ミュータンス菌虫歯の原因であるミュータンス菌は、生まれたばかりの赤ちゃんの口の中にはいません。 ミュータンス菌は、歯のような硬いところにしか住めないので、歯が生えていなければ生きていけないのです。

ところが、生後19ヵ月(1歳7ヶ月)から31ヵ月(2歳7ヶ月)までの時期に感染し、定着します。主にお母さんの唾液の中のミュータンス菌が、食事中のスプーンの共有などによってお子さんに感染します。

感染する時期

お母さんからの感染が多いため、「母子感染」といいます。お母さんの口の中にミュータンス菌が多いほど、お子さんはミュータンス菌に感染しやすくなります。そして、虫歯にもなりやすくなります。

ミュータンス菌に感染している子供の割合

ミュータンス菌に感染している子供の割合

また、母子感染の時期が早いほど、お子さんは虫歯になりやすい傾向にあります。
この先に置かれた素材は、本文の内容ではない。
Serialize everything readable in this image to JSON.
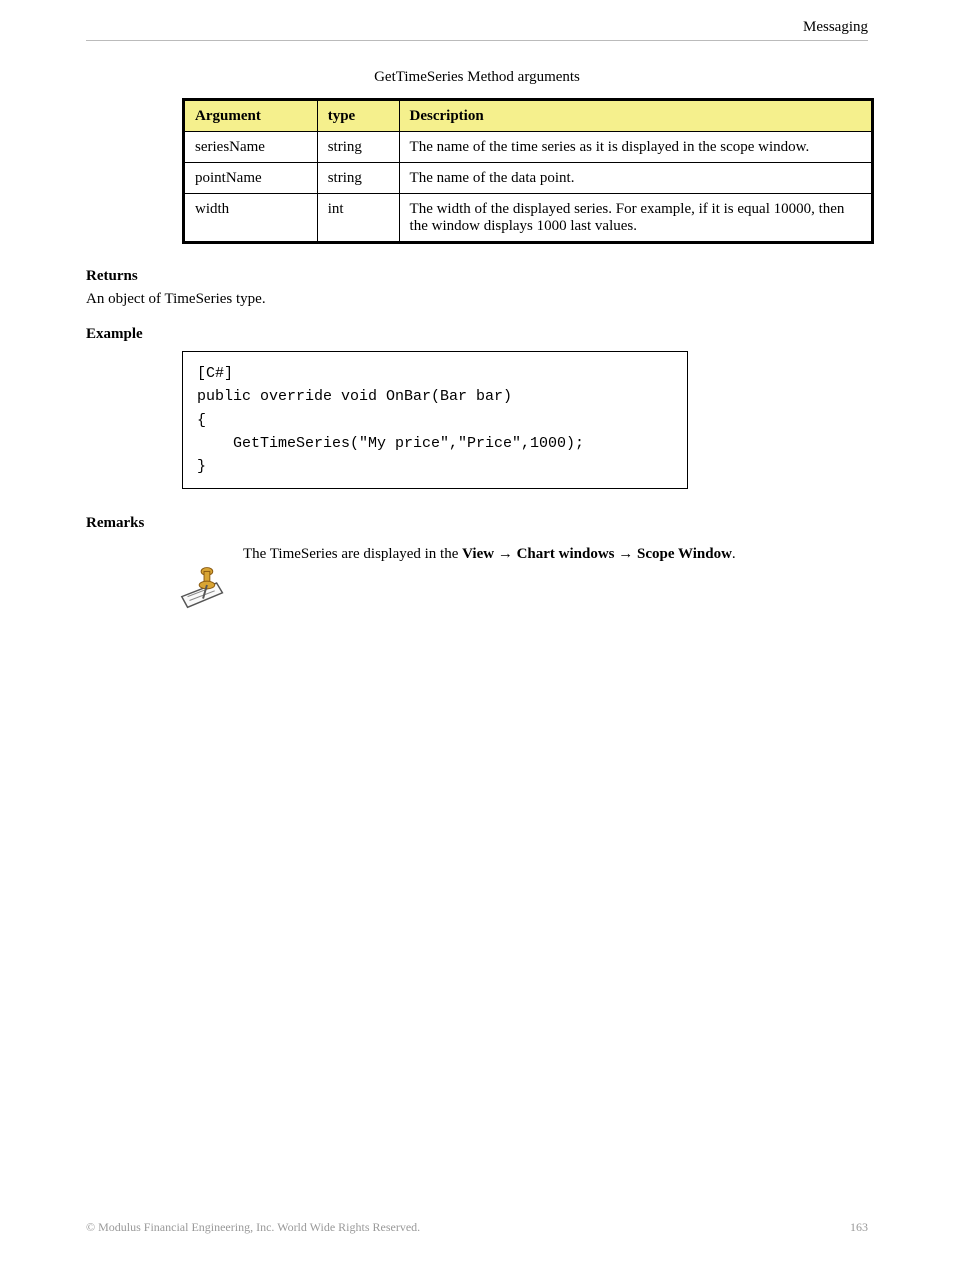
{
  "header": {
    "section": "Messaging"
  },
  "table_title": "GetTimeSeries Method arguments",
  "columns": {
    "arg": "Argument",
    "type": "type",
    "desc": "Description"
  },
  "rows": [
    {
      "arg": "seriesName",
      "type": "string",
      "desc": "The name of the time series as it is displayed in the scope window."
    },
    {
      "arg": "pointName",
      "type": "string",
      "desc": "The name of the data point."
    },
    {
      "arg": "width",
      "type": "int",
      "desc": "The width of the displayed series. For example, if it is equal 10000, then the window displays 1000 last values."
    }
  ],
  "returns": {
    "label": "Returns",
    "text": "An object of TimeSeries type."
  },
  "example": {
    "label": "Example",
    "code": "[C#]\npublic override void OnBar(Bar bar)\n{\n    GetTimeSeries(\"My price\",\"Price\",1000);\n}"
  },
  "remarks": {
    "label": "Remarks",
    "text_before": "The TimeSeries are displayed in the ",
    "menu_path_1": "View",
    "menu_path_2": "Chart windows",
    "menu_path_3": "Scope Window",
    "text_after": "."
  },
  "footer": {
    "left": "© Modulus Financial Engineering, Inc. World Wide Rights Reserved.",
    "right": "163"
  }
}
2歳前に感染したお子さんのほうが、2歳以降に感染したお子さんよりも虫歯が多い傾向にあります。

4歳になった時の虫歯の本数

4歳になった時の虫歯の本数

感染予防乳歯が生えてくる時期で特に感染の危険が高まるのが、生後19ヵ月から31ヵ月までの時期です。この時期は最も注意が必要とされています。
この時期にしっかり感染予防ができれば、お子さんは虫歯になりにくくなります。

また、予防処置をおこなうと、感染しても虫歯になりやすいミュータンス菌ではなく、虫歯になりにくいミュータンス菌が定着する傾向がみられます。

予防措置により、虫歯の保有率を下げることが出来ます

自宅と歯科医院で様々な予防処置をおこなうことで、ミュータンス菌が多いお母さんでも、母子感染はある程度防ぐことができます。

予防措置により、虫歯の保有率を下げることが出来ます

ミュータンス菌の感染を防ぐには、次のような方法があります。

お母さんの虫歯の治療をしましょう
治療をしなければならない虫歯があると、いくら一生懸命歯を磨いても、口の中はミュータンス菌が増えやすい環境のままです。お子さんが生後19ヶ月になる前に、虫歯の治療を終わらせておきましょう。

クリーニングをおこないましょう
歯科医院での定期的な歯のクリーニング(歯石や日常の歯磨きでは取りきれない汚れの除去)は口の中を汚れにくくし、ミュータンス菌を減らす効果があります。お母さんの虫歯や歯周病予防のためにも、3~4ヶ月毎に歯のクリーニングをおこなうようにしましょう。

お子さんとスプーン、箸、ペットボトルなどを共有しないようにしましょう
ミュータンス菌は唾液を介して感染します。口でかみ砕いた食べ物をお子さんに食べさせなくても、スプーン、箸、ペットボトルなどの共有によって感染してしまいます。

キシリトールガム

それでも心配でしたら...
キシリトールガムをかむ習慣をつけましょう
フィンランドでは出産3ヶ月後から2年まで、1日2~3回キシリトールガムをかむことにより、2歳児時点での母子感染率の低下に効果をあげています。キシリトールガムをかむ習慣をつけるのも一つの方法です。